Mark Cooney set up his own practice, Mark Cooney Solicitors, in October 2009. "It's hard to make a living as a solicitor in Athlone now," said Cooney. "It's difficult to get paid by clients."
Conveyancing work had all but disappeared in Athlone about a year-and-a-half ago due to the collapse in house sales. "There's a little bit more happening now -- but not much," said Cooney. "A lot of solicitor practices had conveyancing bases before -- that's just not there anymore."
Cooney sees the recession manifesting itself in the courts.
"A lot of builders' providers are suing builders for unpaid debts," said Cooney. "There's been quite an increase in people taking enforcement proceedings to get a spouse or partner -- who may have lost his job -- to pay child maintenance."
Levina Reeves was distraught when she closed her art gallery, Reeves Art Studio, on Church Street, Athlone, last March -- after opening it there 13 years ago. She says that her bank's decision to pull her overdraft was the straw that broke the business's back.
"From August 2010, it was a real hard fight to keep the business going," said Reeves. "I could pay my rents and rates -- but I had to let my staff go. I had 14 people employed. I would never feel comfortable employing anyone again because of the way I came out of this."
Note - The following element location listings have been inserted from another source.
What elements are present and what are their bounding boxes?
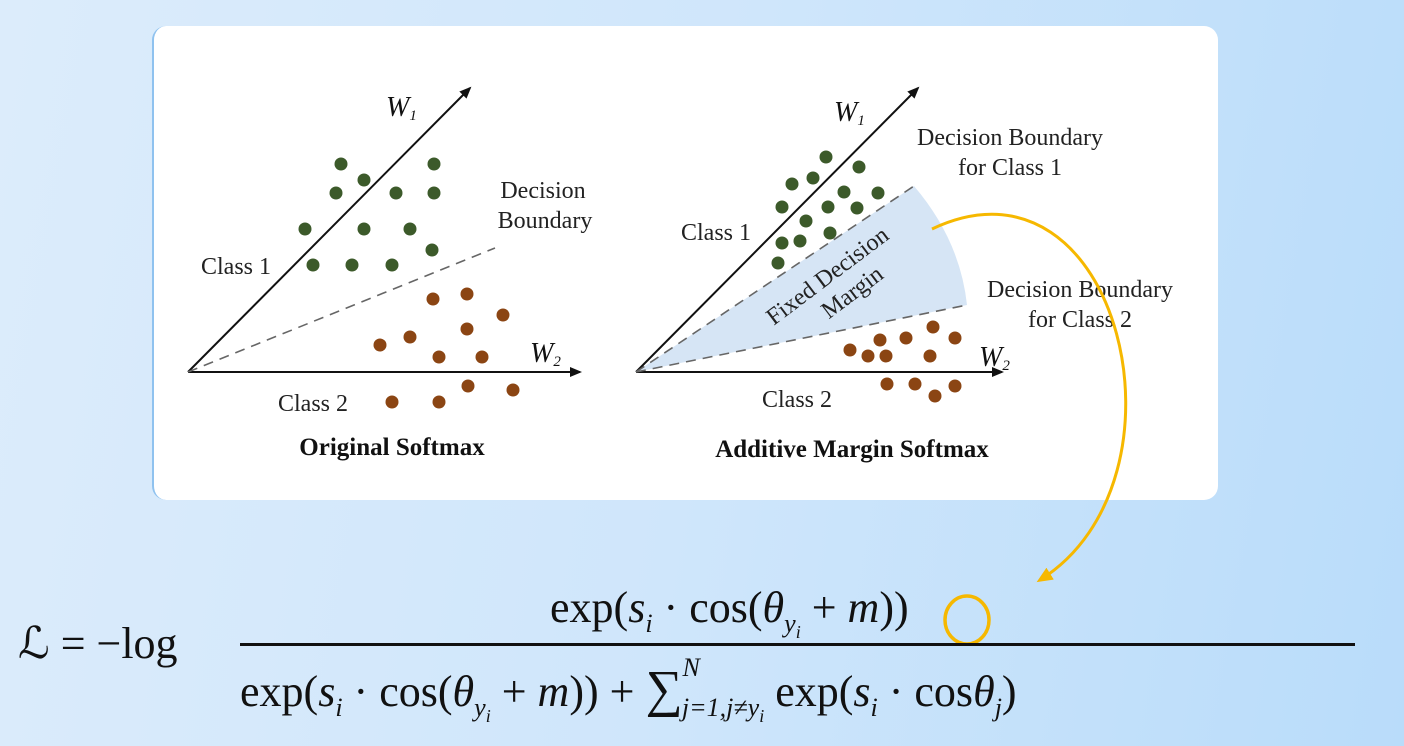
class1-point [819, 150, 833, 164]
class2-point [928, 389, 942, 403]
class2-point [948, 331, 962, 345]
additive-margin-softmax-panel: W1 W2 Decision Boundary for Class 1 Deci… [635, 86, 1173, 463]
formula-numerator: exp(si · cos(θyi + m)) [550, 583, 909, 642]
boundary-class1-line [635, 185, 915, 373]
decision-boundary-label: Decision [500, 178, 585, 204]
boundary-class2-line [635, 304, 968, 373]
class2-point [426, 292, 440, 306]
class2-point [432, 350, 446, 364]
class1-label: Class 1 [681, 220, 751, 246]
fixed-decision-margin-region [636, 186, 967, 372]
caption-additive-margin-softmax: Additive Margin Softmax [715, 436, 989, 463]
class2-points [373, 287, 520, 409]
class1-point [850, 201, 864, 215]
w1-label: W1 [834, 97, 865, 129]
class1-point [357, 222, 371, 236]
class1-point [837, 185, 851, 199]
class1-point [775, 236, 789, 250]
class2-point [460, 287, 474, 301]
class2-point [843, 343, 857, 357]
class1-point [793, 234, 807, 248]
class1-point [799, 214, 813, 228]
class2-point [373, 338, 387, 352]
caption-original-softmax: Original Softmax [299, 434, 485, 461]
class1-point [785, 177, 799, 191]
class2-label: Class 2 [278, 391, 348, 417]
highlight-arrow [931, 212, 1128, 583]
w2-label: W2 [979, 342, 1010, 374]
class1-point [425, 243, 439, 257]
class1-point [823, 226, 837, 240]
formula-denominator: exp(si · cos(θyi + m)) + ∑Nj=1,j≠yi exp(… [240, 653, 1017, 726]
class2-point [403, 330, 417, 344]
class1-point [852, 160, 866, 174]
class1-point [871, 186, 885, 200]
original-softmax-panel: W1 W2 Decision Boundary Class 1 Class 2 … [187, 86, 593, 461]
class1-point [357, 173, 371, 187]
class1-point [775, 200, 789, 214]
class1-point [298, 222, 312, 236]
class1-point [427, 157, 441, 171]
class2-point [432, 395, 446, 409]
class1-point [806, 171, 820, 185]
loss-lhs: ℒ = −log [18, 619, 178, 668]
w1-label: W1 [386, 92, 417, 124]
class1-point [329, 186, 343, 200]
boundary-class1-label: Decision Boundary [917, 125, 1103, 151]
w1-axis [187, 86, 472, 373]
w1-axis [635, 86, 920, 373]
margin-m-highlight-circle [943, 594, 991, 646]
class2-point [908, 377, 922, 391]
class1-point [345, 258, 359, 272]
class2-point [385, 395, 399, 409]
class2-point [460, 322, 474, 336]
class2-point [879, 349, 893, 363]
summation-symbol: ∑ [645, 661, 683, 718]
class2-point [926, 320, 940, 334]
decision-boundary-line [187, 247, 496, 373]
decision-boundary-label-2: Boundary [498, 208, 593, 234]
class1-point [403, 222, 417, 236]
class2-point [923, 349, 937, 363]
class1-point [427, 186, 441, 200]
class1-points [298, 157, 441, 272]
class1-point [821, 200, 835, 214]
class2-point [861, 349, 875, 363]
class2-point [880, 377, 894, 391]
class2-point [899, 331, 913, 345]
class1-label: Class 1 [201, 254, 271, 280]
diagram-card [152, 26, 1218, 500]
class2-point [948, 379, 962, 393]
class2-point [873, 333, 887, 347]
class1-point [334, 157, 348, 171]
boundary-class1-label-2: for Class 1 [958, 155, 1062, 181]
class1-point [389, 186, 403, 200]
class2-point [475, 350, 489, 364]
class1-point [385, 258, 399, 272]
class2-point [461, 379, 475, 393]
boundary-class2-label: Decision Boundary [987, 277, 1173, 303]
class1-point [771, 256, 785, 270]
class1-point [306, 258, 320, 272]
class2-point [506, 383, 520, 397]
w2-label: W2 [530, 338, 561, 370]
class2-points [843, 320, 962, 403]
class1-points [771, 150, 885, 270]
class2-label: Class 2 [762, 387, 832, 413]
class2-point [496, 308, 510, 322]
fraction-bar [240, 643, 1355, 646]
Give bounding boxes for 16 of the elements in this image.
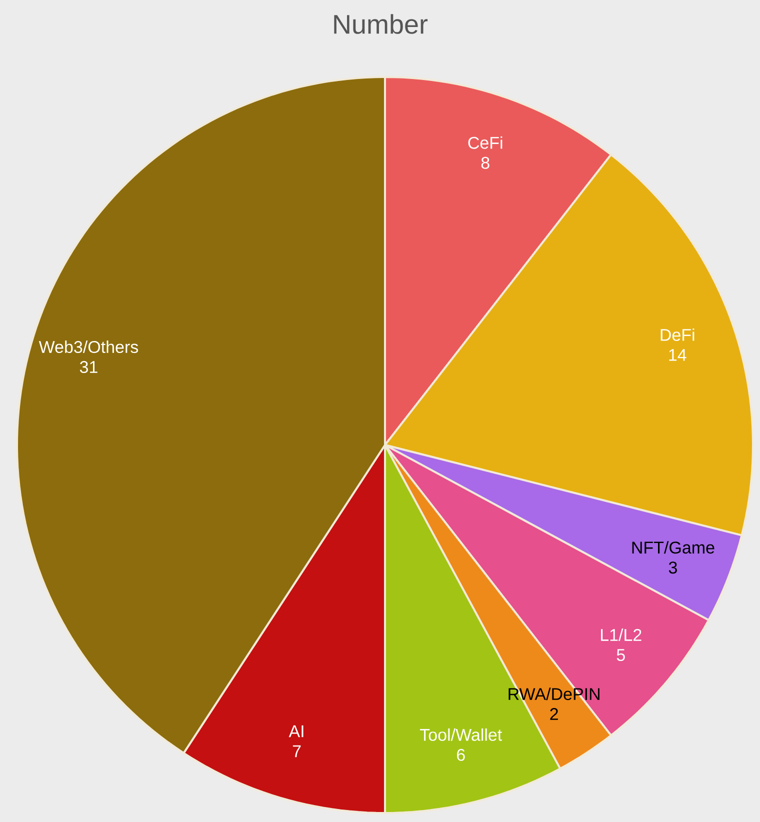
slice-label: Web3/Others: [38, 340, 138, 354]
data-label: 5: [616, 649, 625, 662]
data-label: 14: [669, 349, 686, 361]
data-label: 2: [550, 708, 558, 720]
data-label: 8: [481, 156, 490, 169]
slice-label: DeFi: [660, 328, 694, 341]
data-label: 7: [292, 745, 301, 758]
data-label: 6: [457, 748, 465, 761]
slice-label: Tool/Wallet: [420, 728, 502, 741]
data-label: 3: [668, 562, 677, 574]
slice-label: CeFi: [468, 136, 502, 149]
chart-title: Number: [334, 14, 428, 34]
slice-label: AI: [288, 725, 304, 738]
slice-label: NFT/Game: [632, 541, 714, 554]
slice-label: L1/L2: [601, 628, 642, 642]
data-label: 31: [80, 361, 98, 374]
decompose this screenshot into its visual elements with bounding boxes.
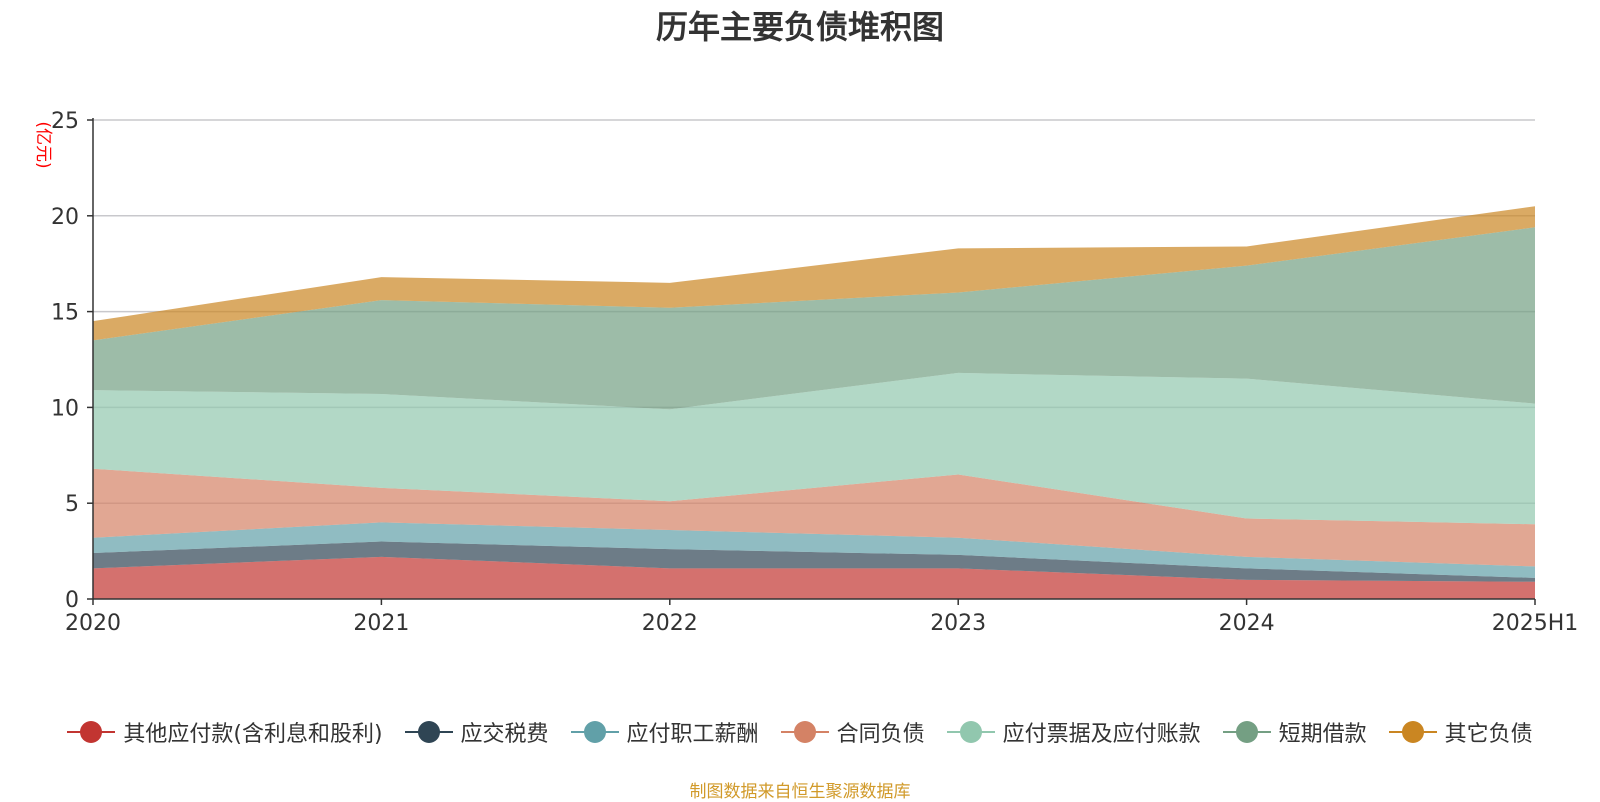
x-tick-label: 2024 <box>1219 611 1275 636</box>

Reeves said that the lack of an overdraft left her with no purchasing power to buy the stock needed to keep her business going.
"As my suppliers were strangled as well, they were insisting on an upfront payment before they'd deliver anything. So I had customer orders but I couldn't fulfil them. I was apologising to people when they came into the gallery as the shelves were bare."
Reeves has set up her business from home since. "I have all the art stock I didn't sell in the hallway. My intention is to sell it in car boot sales and farmer markets. I'm still getting orders for my picture framing service through word of mouth."
Chris Vos, general manager of the Prince of Wales Hotel, says the hotel had a poor start to the year because of the severe cold weather and water shortages in the town.
"Things have picked up in the last few months but we are trading well below expectations and will require a phenomenal summer to catch up with the losses of winter," said Vos. "Tourist numbers were down last summer though and I expect the same this year." Vos says that while the hotel is viable, "paying interest and capital on loans remains difficult".
"Hotel rates continue to be squeezed. This is made worse by below-cost selling in hotels that are only trying to generate cash flow and not make a profit. This will have a knock- on effect for years to come. Ireland now has the cheapest hotel rates in Europe but we operate with higher than average costs. Simple logic says this cannot be sustained."